Inorganic mercury can be absorbed through the gastro-intestinal tract but also through the skin 7, 8. Because large overdoses damage the GI mucosa, the loss of this barrier further enhances the absorption through this route. Once it has been absorbed, it breaks down to metallic and mercuric mercury, but relatively little crosses the blood brain barrier. Its half life in the blood is around 40 days but it may be retained in the kidneys as mercuric mercury.

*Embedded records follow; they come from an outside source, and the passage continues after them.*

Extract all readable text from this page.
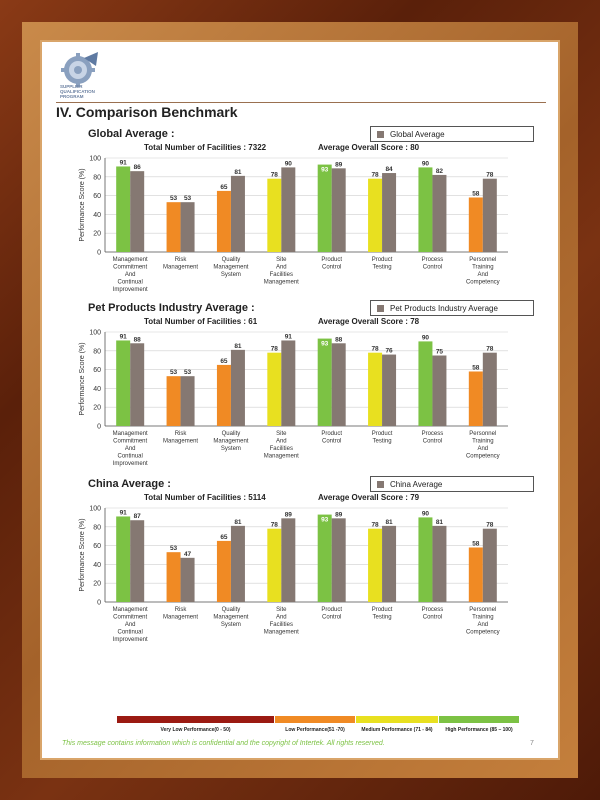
SUPPLIER
QUALIFICATION
PROGRAM
IV. Comparison Benchmark
Global Average :	Global Average
Total Number of Facilities : 7322	Average Overall Score : 80
0
20
40
60
80
100
Performance Score (%)
91
86
Management Commitment And Continual Improvement
53 53
Risk Management
65
81
Quality Management System
78
90
Site And Facilities Management
93
89
Product Control
78
84
Product Testing
90
82
Process Control
58
78
Personnel Training And Competency
Pet Products Industry Average :	Pet Products Industry Average
Total Number of Facilities : 61	Average Overall Score : 78
0
20
40
60
80
100
Performance Score (%)
91 88
Management Commitment And Continual Improvement
53 53
Risk Management
65
81
Quality Management System
78
91
Site And Facilities Management
93
88
Product Control
78 76
Product Testing
90
75
Process Control
58
78
Personnel Training And Competency
China Average :	China Average
Total Number of Facilities : 5114	Average Overall Score : 79
0
20
40
60
80
100
Performance Score (%)
91
87
Management Commitment And Continual Improvement
53
47
Risk Management
65
81
Quality Management System
78
89
Site And Facilities Management
93
89
Product Control
78 81
Product Testing
90
81
Process Control
58
78
Personnel Training And Competency
Very Low Performance(0 - 50)	Low Performance(51 -70)	Medium Performance (71 - 84)	High Performance (85 – 100)
This message contains information which is confidential and the copyright of Intertek. All rights reserved.	7
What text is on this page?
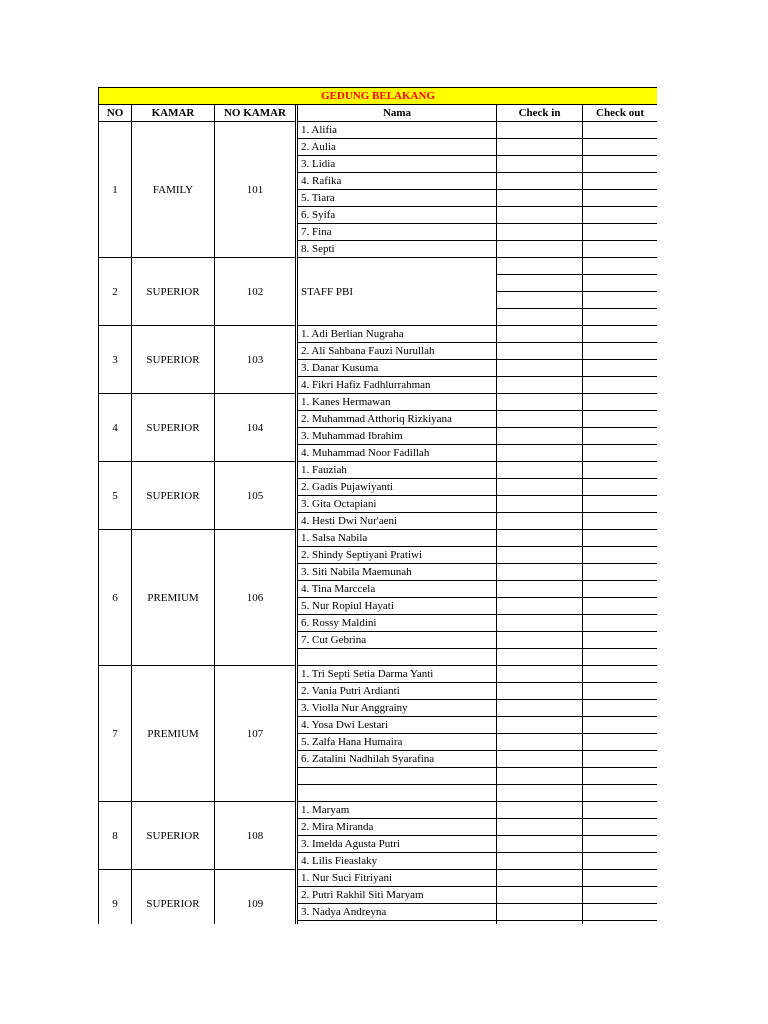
GEDUNG BELAKANG						
NO	KAMAR	NO KAMAR		Nama	Check in	Check out
1	FAMILY	101		1. Alifia		
				2. Aulia		
				3. Lidia		
				4. Rafika		
				5. Tiara		
				6. Syifa		
				7. Fina		
				8. Septi		
2	SUPERIOR	102		STAFF PBI		

3	SUPERIOR	103		1. Adi Berlian Nugraha		
				2. Ali Sahbana Fauzi Nurullah		
				3. Danar Kusuma		
				4. Fikri Hafiz Fadhlurrahman		
4	SUPERIOR	104		1. Kanes Hermawan		
				2. Muhammad Atthoriq Rizkiyana		
				3. Muhammad Ibrahim		
				4. Muhammad Noor Fadillah		
5	SUPERIOR	105		1. Fauziah		
				2. Gadis Pujawiyanti		
				3. Gita Octapiani		
				4. Hesti Dwi Nur'aeni		
6	PREMIUM	106		1. Salsa Nabila		
				2. Shindy Septiyani Pratiwi		
				3. Siti Nabila Maemunah		
				4. Tina Marccela		
				5. Nur Ropiul Hayati		
				6. Rossy Maldini		
				7. Cut Gebrina		

7	PREMIUM	107		1. Tri Septi Setia Darma Yanti		
				2. Vania Putri Ardianti		
				3. Violla Nur Anggrainy		
				4. Yosa Dwi Lestari		
				5. Zalfa Hana Humaira		
				6. Zatalini Nadhilah Syarafina		

8	SUPERIOR	108		1. Maryam		
				2. Mira Miranda		
				3. Imelda Agusta Putri		
				4. Lilis Fieaslaky		
9	SUPERIOR	109		1. Nur Suci Fitriyani		
				2. Putri Rakhil Siti Maryam		
				3. Nadya Andreyna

Organic mercury compounds, particularly methyl mercury, can evaporate and undergo pulmonary absorbtion, and are also well absorbed by ingestion. However, very little of these compounds is absorbed through the skin. As it is lipid soluble, once it enters the body it crosses the blood-brain barrier and the placenta and appears in breast milk. It also concentrates in the kidneys and the CNS. The half life of organic mercury is around 70 days in the body.

탈륨
Thallium can be absorbed from the skin as well as by inhalation and ingestion 8. When thallium enters the body, in the first few hours it distributes throughout the vascular space. After about 48 hours in the body, it starts entering the CNS and other tissues. As thallium is a heavy metal, its method of action is to bind to sulphydryl groups in the body, which upsets many biochemical processes. It resembles potassium in size and charge, so it has a wide distribution volume. The body tries to excrete the thallium by secreting about 2/3rds of it into the intestine (much of which is reabsorbed), and the remaining 1/3rd is excreted in the urine 1. Thallium has a half life in the body of up to 30 days, but this may be reduced to as little as 2 days with treatment. (see ‘treatment’ section below).